This project allows us to run highly customizable small-scale simulation of a pandemic. By tweaking the parameters of the simulation, we can better understand what affects the spread of the infection, and what policies can be put in place to slow down the pandemic. All results are graphed, and important metrics reported.
This simulation was inspired by Grant Sanderson's youtube video from the channel 3Blue1Brown with modifications that I wanted to explore.
Disclaimer: I am not an epidemiologist in any way, the observations that I make from these simulations might not be accurate in "real life". This project is more intended to see how changing some parameters can affect the spread of the infection in this controlled simulated environment. (Real world is just way too complex)
The simulation is made up with several communities with people living in each of these communities. Within these communities, families and friend groups are modelled by increasing their likelihood to interact compared to two total strangers.
The simulation starts with a few people being infected in one of the communities. People can travel between communities and potentially spread the infection to the other communities. In order to travel, people have to pass by "Travel Hubs" that increase the chance of interacting with others because of the close proximity.
The simulation also supports the idea of public spaces, these can be thought of as grocery stores. The particularity of these public places, is that the chance to interact with other people is increased (due to the close proximity), which increases the chance of getting in contact with someone that is infected
The basic parameters that can be configured in the simulation are:
- The number of communities
- The population of each community
- The average incubation time of the infection
- The average time people take to recover after starting to show symptoms
- The number days it takes to infect someone else on average
- The frequency of travel between communities
- The frequency and time spent on trips to public places
Note: all these parameters can be highly customized such as "80% of the population will travel between communities on average every 40 days with a standard deviation of 10 days and the remaining 20% of the population never travel"
Policies are events that can be triggered when a certain percentage of the total population is simultaneously sick. (Example: Start social isolation when 5% of the total population is showing symptoms)
- Social Distancing: Decreases the frequency of interactions between people
- Testing and Quarantining: Tests people shortly after they start showing symptoms and put them in quarantine
- Travel Restrictions: Greatly decrease the number of travels between the communities
- Reduced Trips to Public Places: Decrease the frequency at which people go to public places
There is a full analysis of all experiments that I ran in this jupyter notebook. Here, I will summarise the main takeaways.

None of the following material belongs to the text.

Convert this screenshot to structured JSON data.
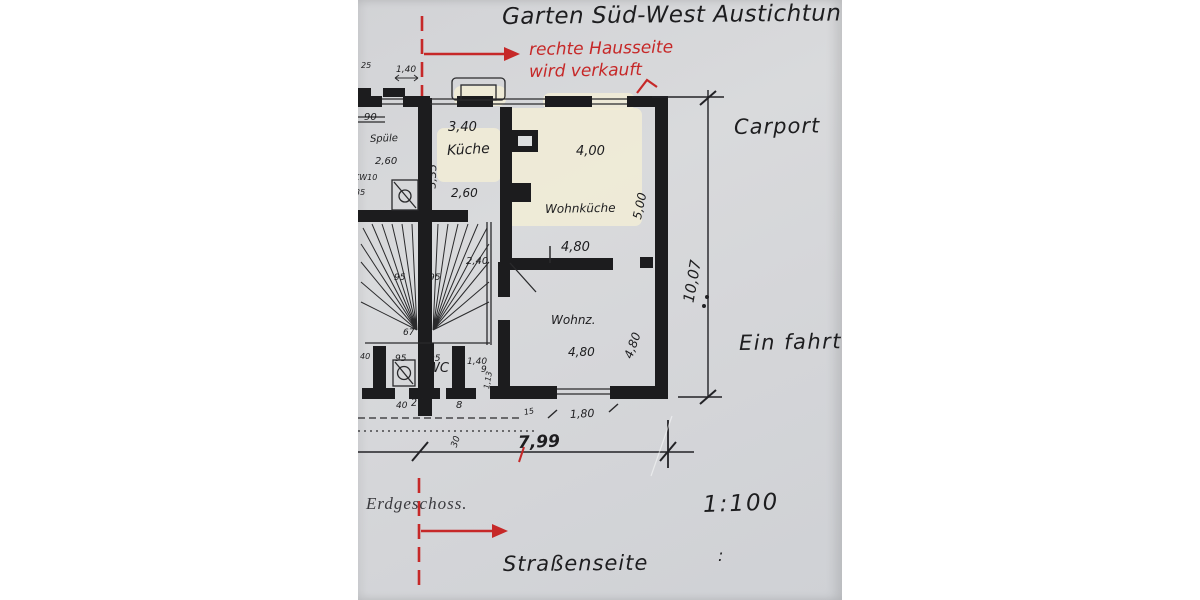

All simulations are run with the same parameters to be able to compare them when certain individual policies are implemented.
- 3 communities
- 150 people per community
- Incubation time of infection average of 11 days
- Time being sick after showing symptoms on average is 14 days
- Any individual will transmit the infection to someone else on average every 8 days (To a fully susceptible population)
- 80% of the population travel between communities on average once every 40 days and the rest almost never travel
- People go to public places (such as grocery stores) every 4 days on average and spend about half an hour there
When no actions are taken, over 95% of the population gets infected at some point in time. During the peak of simultaneous cases there was over a third of the population that were sick.
Social distancing is an effective way to "flatten the curve" and works at its best when everyone is taking part in it. Here we can see that the peak percentage of active cases is 20% compared to close 40% id nothing was done. We also end up with around 60% of the population that never get sick.
However, if the social distancing measures are lifted too early, a second wave of infections can start.
Testing is arguably the most important policy that should be put into place as fast as possible. Accurate testing allows us to have a better understanding of the situation and also can have urge people that test positive to be put in a full quarantine to ensure that they do not infect anyone else. Here we see that the curve is not as flattened as with social distancing, but it still has a major effect compared to if nothing was done.
Travel restrictions are only effective if they are put into place before all communities are already infected. If all communities are already infected, the outcome is no different from not doing anything.
On the left, we enable travel restrictions too late, and on the right, we enable travel restriction before the infections reach the other two communities.
When all policies are enabled at the same time, we get some promising results where only about 20% of the population get infected compared to the 95% if nothing was done. Again, keep in mind that these are very small-scale simulations and that in reality, with much more people, these pandemics could last much longer since the population does not get saturated of immune people as fast. Also "real world" situations are much more complex.